第9話 起源の記録
「リオ、不用意に触れるな」
アレンの低い声が響く。
だがリオの視線は、台座に浮かぶ光の立体から離れなかった。
回転する光の立体に指先が触れた瞬間、淡い光が走り、形が変わる。
円形の台座いっぱいに、宙に投影された無数の文字が浮かび上がった。
仲間から、息をのむ音が漏れる。
リオはただ、その文字を目で追い、無意識に声に出していた。
──2512年。ルミナスが攻め込んできた。
──我らテラは、西の地に逃れた。
光が微かに揺れ、文字の列が宙で波打つ。
「西……?」
ユリウスが小さく息を吐く。
──ルミナスは数で勝り、魔法という異能の力を持つ。
──テラは数が少なく、魔法を持たぬ。
──武力では勝てず、追われ、最後に辿り着いたのが西の地だった。
──だが、そこも安住の地にはならなかった。
「古代人は……一か所に留まらず、転々としていたって……」
イリスが呟く。
──対抗するために、我らは科学を極めた。
──魔法を持たぬ我らが扱える唯一の力──それは瘴気。
──瘴気を動力源とすれば、魔法に匹敵し、ルミナスに抗うことも可能となる。
──事実、瘴気の軍事利用により、この地を守ることができた。
──我らはここに、テラの楽園を築く。

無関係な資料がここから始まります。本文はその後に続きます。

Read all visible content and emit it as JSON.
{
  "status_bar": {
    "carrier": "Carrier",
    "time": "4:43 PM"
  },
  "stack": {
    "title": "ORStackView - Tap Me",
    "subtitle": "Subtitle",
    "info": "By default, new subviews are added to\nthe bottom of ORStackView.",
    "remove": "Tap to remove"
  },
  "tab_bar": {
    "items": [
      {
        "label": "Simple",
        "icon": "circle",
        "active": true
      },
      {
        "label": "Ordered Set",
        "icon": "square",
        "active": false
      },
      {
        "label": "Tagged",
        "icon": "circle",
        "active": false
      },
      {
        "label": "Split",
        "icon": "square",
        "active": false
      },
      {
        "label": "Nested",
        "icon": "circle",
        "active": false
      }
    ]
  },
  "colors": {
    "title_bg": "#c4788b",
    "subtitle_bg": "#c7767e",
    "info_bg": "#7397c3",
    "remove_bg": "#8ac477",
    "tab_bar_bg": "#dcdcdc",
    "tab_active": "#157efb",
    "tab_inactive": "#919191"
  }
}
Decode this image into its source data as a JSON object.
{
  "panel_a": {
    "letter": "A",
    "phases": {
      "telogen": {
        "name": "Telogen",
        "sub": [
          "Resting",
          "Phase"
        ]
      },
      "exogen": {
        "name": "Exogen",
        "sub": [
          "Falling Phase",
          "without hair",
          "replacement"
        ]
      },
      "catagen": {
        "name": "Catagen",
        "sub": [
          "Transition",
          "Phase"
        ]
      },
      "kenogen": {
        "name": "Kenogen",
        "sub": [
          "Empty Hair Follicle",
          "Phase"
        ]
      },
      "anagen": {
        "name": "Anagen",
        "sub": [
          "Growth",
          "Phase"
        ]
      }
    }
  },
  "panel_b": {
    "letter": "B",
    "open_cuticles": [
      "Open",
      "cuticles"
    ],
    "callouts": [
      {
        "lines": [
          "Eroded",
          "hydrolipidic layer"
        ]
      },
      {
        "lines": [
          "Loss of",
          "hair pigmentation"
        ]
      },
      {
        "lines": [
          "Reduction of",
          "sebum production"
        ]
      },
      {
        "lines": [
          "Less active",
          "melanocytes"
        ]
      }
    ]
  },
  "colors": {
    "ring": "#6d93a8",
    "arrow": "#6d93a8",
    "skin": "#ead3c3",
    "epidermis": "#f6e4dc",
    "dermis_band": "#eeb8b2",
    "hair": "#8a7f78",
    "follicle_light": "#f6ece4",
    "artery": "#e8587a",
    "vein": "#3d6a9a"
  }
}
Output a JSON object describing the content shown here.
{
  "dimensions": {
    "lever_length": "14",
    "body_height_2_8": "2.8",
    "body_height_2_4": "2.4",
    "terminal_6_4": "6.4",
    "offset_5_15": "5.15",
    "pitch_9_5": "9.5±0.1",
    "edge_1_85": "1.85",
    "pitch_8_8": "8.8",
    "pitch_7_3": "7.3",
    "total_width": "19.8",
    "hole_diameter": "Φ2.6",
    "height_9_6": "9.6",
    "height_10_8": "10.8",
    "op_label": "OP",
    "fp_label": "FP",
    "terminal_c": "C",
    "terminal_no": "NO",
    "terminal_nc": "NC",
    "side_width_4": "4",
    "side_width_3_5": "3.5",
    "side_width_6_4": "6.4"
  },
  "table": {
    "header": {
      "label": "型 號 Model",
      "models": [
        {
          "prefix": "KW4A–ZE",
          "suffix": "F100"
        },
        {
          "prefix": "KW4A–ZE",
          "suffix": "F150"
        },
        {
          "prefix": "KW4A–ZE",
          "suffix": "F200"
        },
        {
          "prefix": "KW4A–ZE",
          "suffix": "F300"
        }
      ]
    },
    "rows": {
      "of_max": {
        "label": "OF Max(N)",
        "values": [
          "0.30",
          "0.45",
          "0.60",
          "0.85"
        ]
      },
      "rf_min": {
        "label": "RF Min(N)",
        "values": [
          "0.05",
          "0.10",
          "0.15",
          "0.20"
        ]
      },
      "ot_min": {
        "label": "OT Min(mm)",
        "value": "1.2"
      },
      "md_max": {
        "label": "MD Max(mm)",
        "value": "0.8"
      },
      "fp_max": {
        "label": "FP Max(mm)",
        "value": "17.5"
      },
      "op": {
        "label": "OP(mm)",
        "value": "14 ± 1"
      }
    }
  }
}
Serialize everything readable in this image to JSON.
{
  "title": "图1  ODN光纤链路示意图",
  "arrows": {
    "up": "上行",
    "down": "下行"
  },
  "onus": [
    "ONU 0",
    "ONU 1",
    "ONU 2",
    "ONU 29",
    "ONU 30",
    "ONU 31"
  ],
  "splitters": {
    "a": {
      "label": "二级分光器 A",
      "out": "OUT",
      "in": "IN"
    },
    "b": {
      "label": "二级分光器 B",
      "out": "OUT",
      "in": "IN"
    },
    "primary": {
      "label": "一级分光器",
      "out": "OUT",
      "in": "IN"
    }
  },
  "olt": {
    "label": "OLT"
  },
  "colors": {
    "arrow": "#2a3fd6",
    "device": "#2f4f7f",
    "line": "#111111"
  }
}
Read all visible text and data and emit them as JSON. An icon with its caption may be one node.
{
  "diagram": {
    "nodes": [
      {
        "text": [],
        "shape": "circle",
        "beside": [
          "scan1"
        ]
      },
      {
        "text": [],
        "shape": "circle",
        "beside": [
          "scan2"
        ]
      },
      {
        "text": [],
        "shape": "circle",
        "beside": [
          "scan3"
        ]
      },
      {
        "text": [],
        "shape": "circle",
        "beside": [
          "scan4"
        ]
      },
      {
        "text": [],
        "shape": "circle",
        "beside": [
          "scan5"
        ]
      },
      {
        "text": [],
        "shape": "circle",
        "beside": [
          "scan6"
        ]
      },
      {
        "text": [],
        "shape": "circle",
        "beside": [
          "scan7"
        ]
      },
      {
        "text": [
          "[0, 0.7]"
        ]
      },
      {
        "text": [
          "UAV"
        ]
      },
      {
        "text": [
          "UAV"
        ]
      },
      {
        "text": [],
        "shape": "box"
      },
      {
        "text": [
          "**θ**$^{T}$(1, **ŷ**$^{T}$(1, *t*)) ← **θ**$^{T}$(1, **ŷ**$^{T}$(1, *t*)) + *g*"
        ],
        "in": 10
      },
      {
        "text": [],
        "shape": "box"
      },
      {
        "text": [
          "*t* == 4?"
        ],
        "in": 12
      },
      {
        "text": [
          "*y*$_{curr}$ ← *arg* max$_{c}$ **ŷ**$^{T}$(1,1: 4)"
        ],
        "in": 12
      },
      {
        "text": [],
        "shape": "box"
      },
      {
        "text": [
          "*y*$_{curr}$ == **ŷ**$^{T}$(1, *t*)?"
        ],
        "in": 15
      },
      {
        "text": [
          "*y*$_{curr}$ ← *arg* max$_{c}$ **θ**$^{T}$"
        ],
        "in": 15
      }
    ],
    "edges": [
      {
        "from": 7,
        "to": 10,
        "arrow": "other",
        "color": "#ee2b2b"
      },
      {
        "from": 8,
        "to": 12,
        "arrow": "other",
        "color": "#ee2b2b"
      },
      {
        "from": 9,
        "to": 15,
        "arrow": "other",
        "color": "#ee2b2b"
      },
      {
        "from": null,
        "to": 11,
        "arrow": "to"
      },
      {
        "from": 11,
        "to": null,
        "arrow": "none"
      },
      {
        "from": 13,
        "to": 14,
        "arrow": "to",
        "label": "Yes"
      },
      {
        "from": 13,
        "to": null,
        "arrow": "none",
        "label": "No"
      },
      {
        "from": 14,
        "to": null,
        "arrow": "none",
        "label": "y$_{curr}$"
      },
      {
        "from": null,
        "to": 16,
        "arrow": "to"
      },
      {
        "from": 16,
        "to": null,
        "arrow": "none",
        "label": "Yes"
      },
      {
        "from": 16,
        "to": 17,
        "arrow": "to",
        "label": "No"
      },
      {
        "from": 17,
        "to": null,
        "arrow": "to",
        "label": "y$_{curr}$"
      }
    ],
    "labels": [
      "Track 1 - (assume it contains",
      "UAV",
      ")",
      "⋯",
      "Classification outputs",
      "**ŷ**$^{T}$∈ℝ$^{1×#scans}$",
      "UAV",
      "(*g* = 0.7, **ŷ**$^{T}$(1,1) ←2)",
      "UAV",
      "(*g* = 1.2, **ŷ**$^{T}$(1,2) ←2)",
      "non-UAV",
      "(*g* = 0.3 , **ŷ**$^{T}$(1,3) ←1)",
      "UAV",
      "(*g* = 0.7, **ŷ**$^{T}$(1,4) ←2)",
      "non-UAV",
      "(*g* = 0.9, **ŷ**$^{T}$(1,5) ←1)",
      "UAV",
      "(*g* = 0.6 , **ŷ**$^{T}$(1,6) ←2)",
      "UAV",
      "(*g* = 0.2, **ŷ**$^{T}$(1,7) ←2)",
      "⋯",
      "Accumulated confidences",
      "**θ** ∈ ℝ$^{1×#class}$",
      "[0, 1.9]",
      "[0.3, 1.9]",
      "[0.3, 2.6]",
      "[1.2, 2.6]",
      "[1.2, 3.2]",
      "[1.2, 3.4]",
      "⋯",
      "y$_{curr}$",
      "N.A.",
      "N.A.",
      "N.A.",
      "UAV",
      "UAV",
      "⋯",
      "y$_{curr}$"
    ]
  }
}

さらなる瘴気が必要だ。
「瘴気を……軍事利用……?」
アレンの声が低く震える。
──2518年。突然、大気の瘴気濃度が減少。調査を開始。
──2520年。北の大地にて封印を発見。
──そこには、魔法により眠らされた竜がいるらしい。
「竜……!」
フィオナが息をのむ。
──竜は大量の瘴気を、その身に取り込んでいる。
──これを使えば、ルミナスに勝てる。
──2521年。封印解放ならず。綻びを作るにとどまる。
──2522年。綻びから瘴気の抽出に成功。大量の瘴気を得た。
──これでついに、ルミナスを殲滅できる。我らは自由だ。
記録は、そこで途切れていた。
一瞬、息をすることすら忘れたかのようだった。
重い沈黙が落ちる。
リオは、空想の物語を読んでいるかのような感覚のまま、息をついた。
「竜の封印に綻びを作り、瘴気を抽出した、だと……?」
アレンの声が、微かに震える。
「待って、その前に……テラ?魔法が使えない?魔力は、誰にでも流れているはずなのに……」
フィオナが呆然と呟いた。
リオは、ふと視線を落とす。
右下に、数字が刻まれている。
その数字は、一秒ごとに増えながら──2830年を示していた。
世界が裏返るような感覚が、リオの胸を貫いた。